Devant les millions de chômeurs, devant le danger d’une nouvelle guerre [Note : se réfère à la guerre mondiale impérialiste], dont le cerveau humain ne peut concevoir l’horreur, devant les millions de victimes qu’elle massacrera, non seulement parmi les soldats, mais encore parmi les femmes et les enfants, car les gaz asphyxiants, les bacilles de la peste et du choléra ne choisissent pas de victimes, devant toutes ces horreurs, que le capitalisme nous apporte et nous apportera encore, de quel droit donnerais-je à l’ennemi une arme contre nous tous, dont il suce le sang ? Non ! Je ne peux pas le faire ! Pour cet état maudit du capitalisme, je ne vois pas d’autre issue que celle indiquée par mon Parti et cette issue mène à la libération économique et politique complète du prolétariat et des travailleurs. Ma vie a été une lutte, une lutte pour imposer cette solution. Et si la bourgeoisie bulgare entend me condamner à mort, cela signifie que je suis resté un fils fidèle de ma classe, un fils fidèle de mon Parti. Et cela vous suffira, à Ilitch et à Mara. Oui, la mort ; mais Ilitch saura pourquoi son père s’est battu et est tombé dans ce combat ; il saura qu’il a préféré tomber dans le combat que de se couvrir de honte, de grouiller sur vous, et sur ce fils que je n’ai jamais vu. C’est vrai, c’est dur de s’attendre à la mort à tout moment, de frémir au moindre bruit, de compter leurs pas… Les voilà, ils viennent vous emporter. Votre cœur bat à tout rompre. Mais les pas s’éloignent et vous tombez sur le lit, comme un fruit mûr qui tombe de l’arbre. Et les nerfs ne le supportent pas… Et on appelle la mort, la mort salvatrice. L’agonie est terrible, la mort ne l’est pas !

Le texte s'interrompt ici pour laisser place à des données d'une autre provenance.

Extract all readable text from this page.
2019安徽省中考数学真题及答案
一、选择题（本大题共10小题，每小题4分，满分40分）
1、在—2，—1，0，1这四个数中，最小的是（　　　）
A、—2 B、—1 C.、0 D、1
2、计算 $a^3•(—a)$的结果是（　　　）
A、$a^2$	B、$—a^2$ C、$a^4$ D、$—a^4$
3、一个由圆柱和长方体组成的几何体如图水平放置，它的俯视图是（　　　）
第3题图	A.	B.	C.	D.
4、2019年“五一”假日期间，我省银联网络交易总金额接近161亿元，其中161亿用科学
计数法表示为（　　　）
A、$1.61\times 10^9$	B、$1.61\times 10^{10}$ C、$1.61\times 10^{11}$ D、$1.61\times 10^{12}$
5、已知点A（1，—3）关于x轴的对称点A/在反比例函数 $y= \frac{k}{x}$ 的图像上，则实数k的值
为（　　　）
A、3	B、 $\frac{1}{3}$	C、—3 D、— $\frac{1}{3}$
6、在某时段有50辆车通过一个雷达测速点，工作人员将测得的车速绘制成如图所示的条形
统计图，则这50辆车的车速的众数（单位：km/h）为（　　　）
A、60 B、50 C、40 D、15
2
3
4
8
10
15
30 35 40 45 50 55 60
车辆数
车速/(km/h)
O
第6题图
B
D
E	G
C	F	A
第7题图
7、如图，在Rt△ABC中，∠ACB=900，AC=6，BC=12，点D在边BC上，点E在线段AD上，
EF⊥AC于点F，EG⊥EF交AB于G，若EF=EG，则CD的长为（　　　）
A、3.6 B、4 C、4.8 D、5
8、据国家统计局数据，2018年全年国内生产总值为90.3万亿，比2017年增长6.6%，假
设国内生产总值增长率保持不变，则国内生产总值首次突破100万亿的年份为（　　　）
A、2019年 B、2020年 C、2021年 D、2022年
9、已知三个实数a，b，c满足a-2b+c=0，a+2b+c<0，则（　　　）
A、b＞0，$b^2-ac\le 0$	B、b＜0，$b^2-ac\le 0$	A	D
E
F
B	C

Et, précisément à ce moment-là, l’ennemi essaie de me faire rejeter toute mon activité passée. Et vous savez, Père, qu’il a déjà essayé plusieurs fois cette tentation pour pouvoir triompher ensuite : “Voyez ! Encore un fils prodigue qui revient à la raison, qui regrette ce qu’il a fait !”. C’est par de telles ignominies que l’ennemi veut affaiblir la foi dans le Parti et prolonger l’existence de cette classe nuisible à la société. Non, je ne participerai pas à ce jeu ignoble !

Cela ne signifie pas pour autant que je me laisserai faire sans rien faire. Bien sûr, tout doit être fait pour me sauver. Mais attention à ne pas donner à l’ennemi des arguments contre le Parti. Le mieux est de mobiliser l’opinion publique contre ma condamnation à mort.

Je marcherai calmement et joyeusement vers la potence avec la conscience de n’avoir, dans ma courte vie consacrée à la lutte pour la liberté, souillé ni le nom de mon Parti, ni votre nom.

Et, avec la corde autour du cou, je vous crie : Tête haute, père, femme armée, mon fils que je n’ai jamais vu ! Camarades, en avant ! Bien que payée de durs sacrifices, la victoire est à nous ! Celui qui est prêt aux sacrifices aura la victoire ! Physiquement morts, les combattants vivront dans la conscience du prolétariat victorieux. Et leurs enfants récolteront les fruits de la lutte que leurs pères ont menée. Toi aussi, mon petit Ilitch, que je ne peux embrasser ni pour la première ni pour la dernière fois.

Jurdan Lutibrodsky.”

Ce chef-d’œuvre de dignité, de noblesse révolutionnaire, a été diffusé dans tout le pays à des milliers d’exemplaires. Quoi de plus éducatif pour les nouvelles générations combattantes ?

Et comment est mort Lutibrodsky ? Devant la potence, il a crié son mépris de la dictature et sa foi dans la victoire finale de la cause du peuple. L’émotion générale a contaminé le procureur civil lui-même, qui a maudit en larmes la justice militaire pour lui avoir confié cette “sale besogne”.

Comme Dimitrov avait raison à Leipzig quand il proclamait sa fierté “d’être le fils de la classe ouvrière bulgare, qui lutte si courageusement contre le fascisme et pour le communisme [2]”.

[1] La femme de Lutibrodsky et son fils né après son arrestation, respectivement.

[2] G. Dimitrov : Lettres, notes et documents, p. 123.